Cumming, on the other hand, started his move during the first week of September 2008.

“Days after I resigned from the MFDA, the market began its collapse, and for 90 days I was frozen out of my clients’ accounts during the most tumultuous 90-day period recent investors and advisors had ever seen,” he says. He is grateful for the support provided by both his IIROC dealer, Dundee Securities Corporation, and his MFDA dealer, FundEX Investments, who worked directly with the small number of his clients who needed to withdraw funds or change their portfolios.

Looking back, Cumming says, “There were 90 days where I was studying like crazy, managing a business during the day, holding a lot of hands and scratching my bald head.” Even if you end up with timing as unfortunate as Cumming’s, Bourbonniere sees a silver lining in transitioning during a period of volatility. Thanks to the dealership change and various tax changes he needed to communicate to clients, he wound up meeting with investors much more frequently than usual leading up to the fall of 2008 and right through to the spring of 2009.

“Because we had so much face time with the clients, they felt that we were looking after them during the market downturn,” he observes. “I think it helped to control some of their anxiety.”

The rewards

In general, IIROC offers lower compensation rates than MFDA. So, to make the transition pay, advisors have to attract more assets under administration.

Abboud’s still in the process of transferring assets and says he already knows existing clients’ stocks and bonds, which he couldn’t manage as an MFDA advisor, will arrive in the coming months. In time, he expects to attract additional large-asset households to his practice.

“On the MFDA side, we were already getting nice-sized households – our average household is $350,000 – but the brokerage ones are typically larger,” he says. “It doesn’t mean the advice would be better or worse on either of the platforms. It’s a perception from clients.”

And, as advisors know, perception matters. Four years after he moved to IIROC, Proteau says with confidence, “I have clients today that I wouldn’t have been able to get as new clients without the full IIROC licensing; and I would say the number 1 reason is as clients become more affluent they’re just not satisfied with strictly a mutual-fund-only solution.”
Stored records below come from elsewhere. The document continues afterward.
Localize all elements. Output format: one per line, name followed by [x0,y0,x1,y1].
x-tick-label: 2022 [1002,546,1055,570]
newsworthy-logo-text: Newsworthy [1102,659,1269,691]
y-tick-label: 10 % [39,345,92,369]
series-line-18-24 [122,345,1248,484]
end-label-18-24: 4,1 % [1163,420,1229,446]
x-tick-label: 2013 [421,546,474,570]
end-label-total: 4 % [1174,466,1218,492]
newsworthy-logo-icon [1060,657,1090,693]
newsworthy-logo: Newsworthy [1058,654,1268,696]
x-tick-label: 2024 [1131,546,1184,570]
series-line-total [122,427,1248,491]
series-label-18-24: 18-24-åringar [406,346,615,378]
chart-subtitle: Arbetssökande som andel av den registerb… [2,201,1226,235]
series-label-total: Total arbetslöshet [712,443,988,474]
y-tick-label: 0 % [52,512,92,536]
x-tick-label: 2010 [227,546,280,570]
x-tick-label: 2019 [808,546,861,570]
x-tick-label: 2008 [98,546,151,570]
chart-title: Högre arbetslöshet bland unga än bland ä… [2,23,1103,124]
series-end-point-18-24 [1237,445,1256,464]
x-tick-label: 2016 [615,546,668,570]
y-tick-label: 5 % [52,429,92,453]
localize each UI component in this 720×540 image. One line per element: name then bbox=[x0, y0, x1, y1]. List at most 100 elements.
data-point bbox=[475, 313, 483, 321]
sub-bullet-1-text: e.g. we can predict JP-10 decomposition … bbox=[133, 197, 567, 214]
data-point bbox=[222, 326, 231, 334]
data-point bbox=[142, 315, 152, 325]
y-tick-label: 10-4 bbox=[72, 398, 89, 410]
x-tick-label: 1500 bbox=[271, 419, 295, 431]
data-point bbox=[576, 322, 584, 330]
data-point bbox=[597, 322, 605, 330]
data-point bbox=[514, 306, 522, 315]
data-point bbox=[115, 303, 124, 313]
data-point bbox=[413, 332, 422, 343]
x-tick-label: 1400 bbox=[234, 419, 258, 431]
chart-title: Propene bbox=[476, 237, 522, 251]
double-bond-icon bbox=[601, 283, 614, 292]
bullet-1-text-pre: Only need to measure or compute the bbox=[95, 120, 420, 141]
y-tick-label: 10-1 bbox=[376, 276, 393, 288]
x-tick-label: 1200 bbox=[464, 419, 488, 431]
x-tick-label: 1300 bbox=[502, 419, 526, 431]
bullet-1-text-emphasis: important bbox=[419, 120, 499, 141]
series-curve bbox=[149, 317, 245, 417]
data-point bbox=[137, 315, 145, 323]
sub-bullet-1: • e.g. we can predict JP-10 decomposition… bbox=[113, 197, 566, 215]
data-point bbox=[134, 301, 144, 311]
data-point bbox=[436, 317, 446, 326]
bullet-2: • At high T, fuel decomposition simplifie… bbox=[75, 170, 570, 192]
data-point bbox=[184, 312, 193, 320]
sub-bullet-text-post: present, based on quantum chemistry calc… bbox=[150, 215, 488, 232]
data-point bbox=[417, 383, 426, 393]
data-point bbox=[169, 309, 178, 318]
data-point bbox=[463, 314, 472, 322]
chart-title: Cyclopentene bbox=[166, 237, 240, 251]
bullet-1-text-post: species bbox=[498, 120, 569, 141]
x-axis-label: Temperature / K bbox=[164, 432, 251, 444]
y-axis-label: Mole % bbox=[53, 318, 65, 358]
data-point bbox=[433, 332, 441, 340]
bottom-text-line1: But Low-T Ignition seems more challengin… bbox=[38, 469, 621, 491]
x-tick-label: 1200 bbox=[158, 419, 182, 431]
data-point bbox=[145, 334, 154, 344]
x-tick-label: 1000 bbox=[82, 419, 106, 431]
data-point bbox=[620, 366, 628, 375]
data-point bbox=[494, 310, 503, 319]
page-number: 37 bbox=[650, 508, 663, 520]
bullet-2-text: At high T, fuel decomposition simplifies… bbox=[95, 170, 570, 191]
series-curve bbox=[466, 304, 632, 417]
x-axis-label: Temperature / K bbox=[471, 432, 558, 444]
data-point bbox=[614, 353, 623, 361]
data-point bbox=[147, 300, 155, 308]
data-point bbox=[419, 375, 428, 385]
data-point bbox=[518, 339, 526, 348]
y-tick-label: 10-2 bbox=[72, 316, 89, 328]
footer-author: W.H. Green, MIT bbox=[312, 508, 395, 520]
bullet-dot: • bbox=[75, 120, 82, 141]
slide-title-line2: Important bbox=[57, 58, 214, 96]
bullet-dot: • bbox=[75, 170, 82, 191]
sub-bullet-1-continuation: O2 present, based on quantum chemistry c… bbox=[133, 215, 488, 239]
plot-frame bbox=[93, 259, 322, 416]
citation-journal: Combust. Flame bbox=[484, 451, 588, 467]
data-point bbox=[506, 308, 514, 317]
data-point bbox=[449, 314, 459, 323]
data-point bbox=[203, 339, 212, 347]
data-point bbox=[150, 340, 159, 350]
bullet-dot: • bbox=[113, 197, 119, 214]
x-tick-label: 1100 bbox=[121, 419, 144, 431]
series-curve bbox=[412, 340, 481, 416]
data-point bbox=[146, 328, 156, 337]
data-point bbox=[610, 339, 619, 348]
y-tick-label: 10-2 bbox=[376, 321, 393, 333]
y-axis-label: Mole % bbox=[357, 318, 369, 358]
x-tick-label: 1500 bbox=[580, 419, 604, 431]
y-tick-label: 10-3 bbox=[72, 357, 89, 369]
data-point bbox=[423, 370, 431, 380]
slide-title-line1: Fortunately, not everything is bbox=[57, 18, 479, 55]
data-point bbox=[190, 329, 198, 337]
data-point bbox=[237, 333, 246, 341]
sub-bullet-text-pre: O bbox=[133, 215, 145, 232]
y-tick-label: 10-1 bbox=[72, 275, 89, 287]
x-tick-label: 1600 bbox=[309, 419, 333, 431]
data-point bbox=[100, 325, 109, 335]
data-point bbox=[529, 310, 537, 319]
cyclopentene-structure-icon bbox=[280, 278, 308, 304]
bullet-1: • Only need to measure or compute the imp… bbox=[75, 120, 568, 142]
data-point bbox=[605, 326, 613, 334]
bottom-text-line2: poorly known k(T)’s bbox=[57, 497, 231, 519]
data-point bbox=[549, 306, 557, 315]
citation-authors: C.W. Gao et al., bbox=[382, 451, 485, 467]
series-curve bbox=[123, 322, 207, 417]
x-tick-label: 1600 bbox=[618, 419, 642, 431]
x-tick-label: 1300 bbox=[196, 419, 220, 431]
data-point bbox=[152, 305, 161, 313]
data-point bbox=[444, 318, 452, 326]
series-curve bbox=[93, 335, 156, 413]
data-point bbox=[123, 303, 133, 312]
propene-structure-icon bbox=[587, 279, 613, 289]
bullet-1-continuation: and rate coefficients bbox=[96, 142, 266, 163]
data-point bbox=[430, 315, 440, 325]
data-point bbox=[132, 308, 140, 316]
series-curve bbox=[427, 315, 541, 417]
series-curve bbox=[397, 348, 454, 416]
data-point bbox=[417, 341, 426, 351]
While mutual funds remain a big part of Proteau’s business, being able to fine-tune a portfolio with a variety of securities has been invaluable. And so has the credibility that comes with presenting himself as a fully qualified securities advisor.

“Our assets under administration have increased dramatically,” agrees Cumming, who’s been an IIROC advisor for fewer than two years. “Because I’m able to sell so many new products, I have new revenue sources and I’ve got different types of clients that I can go after,” he says. “Even when the markets have been so poor, our growth has been excellent.”

For Bourbonniere, who transitioned about six months before Cumming, “It’s like we’ve taken training wheels off. We still believe in managed money. We still believe in letting other people make the security selection. We’d rather deal with the other issues of an individual’s financial plan. So we haven’t changed radically, but it’s just comforting to know that no matter who comes in the door as a prospective client, and whatever they have in their portfolios, we’ll be able to deal with those assets. That’s the biggest win for us.”

Still unconvinced? Proteau offers some words of warning to MFDA advisors who are interested in pursuing high net-worth-clients.

“If you’re in a competitive situation – and if you’re dealing with a $750,000 portfolio, you will be in a competitive situation – that client is going to get proposals that include ETFs and perhaps some individual securities from your competitor,” he says. “If you come with a mutual-fund-only solution and the client shows your recommendations to your competitor, that’s the first thing they’re going to pick on. They’ll say, ‘Why restrict your universe of choice to just mutual funds?'”

Staying with MFDA, he suggests, means you’d better have a very compelling answer to that question.